Final thoughts, pragmatic and practical
Rapid + TCT Boston delivered in every sense. It was energetic and packed with optimism, but also grounded in the work of making additive reliable at scale. New, affordable systems like Mastrex’s MX100 and HP’s desktop-class entry are expanding the user base.
Sinter-based workflows, backed by veterans like Elnik and reinvigorated teams like Arc Impact, are moving toward production-readiness. Drone manufacturing emerged as a real, high-throughput application area, with Impossible Objects’ RIA program a powerful indicator that additive manufacturing can support not just prototyping but also serialized production.

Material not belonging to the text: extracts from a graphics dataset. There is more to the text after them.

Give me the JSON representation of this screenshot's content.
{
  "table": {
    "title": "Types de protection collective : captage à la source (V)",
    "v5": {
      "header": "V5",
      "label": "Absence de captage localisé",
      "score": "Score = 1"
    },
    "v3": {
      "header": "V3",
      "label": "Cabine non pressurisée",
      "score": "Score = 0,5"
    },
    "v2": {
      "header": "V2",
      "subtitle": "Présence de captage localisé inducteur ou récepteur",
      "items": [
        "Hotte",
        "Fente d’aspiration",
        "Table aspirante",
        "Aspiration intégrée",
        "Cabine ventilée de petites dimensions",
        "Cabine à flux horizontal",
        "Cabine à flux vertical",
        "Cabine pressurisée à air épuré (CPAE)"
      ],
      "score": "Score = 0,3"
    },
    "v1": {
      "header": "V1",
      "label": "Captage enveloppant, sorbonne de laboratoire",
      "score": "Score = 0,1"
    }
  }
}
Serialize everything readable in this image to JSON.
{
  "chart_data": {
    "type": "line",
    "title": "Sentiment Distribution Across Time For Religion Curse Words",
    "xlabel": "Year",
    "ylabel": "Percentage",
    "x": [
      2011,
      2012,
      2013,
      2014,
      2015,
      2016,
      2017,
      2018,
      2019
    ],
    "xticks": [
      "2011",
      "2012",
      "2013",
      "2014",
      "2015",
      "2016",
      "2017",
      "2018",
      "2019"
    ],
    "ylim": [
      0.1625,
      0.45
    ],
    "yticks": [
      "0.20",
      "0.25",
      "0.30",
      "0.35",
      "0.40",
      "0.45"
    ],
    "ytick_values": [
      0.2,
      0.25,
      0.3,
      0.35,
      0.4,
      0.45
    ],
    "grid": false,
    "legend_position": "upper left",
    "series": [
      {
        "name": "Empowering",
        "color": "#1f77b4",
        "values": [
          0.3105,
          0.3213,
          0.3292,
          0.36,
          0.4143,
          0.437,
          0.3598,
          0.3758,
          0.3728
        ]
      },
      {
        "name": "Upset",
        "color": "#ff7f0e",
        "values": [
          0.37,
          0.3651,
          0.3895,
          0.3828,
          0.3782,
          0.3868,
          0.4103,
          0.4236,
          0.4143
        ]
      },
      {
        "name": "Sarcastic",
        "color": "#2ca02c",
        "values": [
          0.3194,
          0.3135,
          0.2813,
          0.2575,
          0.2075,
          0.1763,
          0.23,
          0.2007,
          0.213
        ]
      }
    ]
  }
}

Most of all, the event reinforced a simple truth: technologies without process fidelity and meaningful application development will remain novelties. The best conversations at Rapid were those that married bold product announcements with operational rigor, qualification plans, standards discussions, and multi-stakeholder application roadmaps that will turn potential into practice.
If you left Boston skeptical of AM’s trajectory, you probably weren’t listening. If you left wondering how to apply additive in your own line of work, you know now that there are resources available. Rapid didn’t just show us what’s possible; it connected people who can make it reliable, repeatable, and relevant.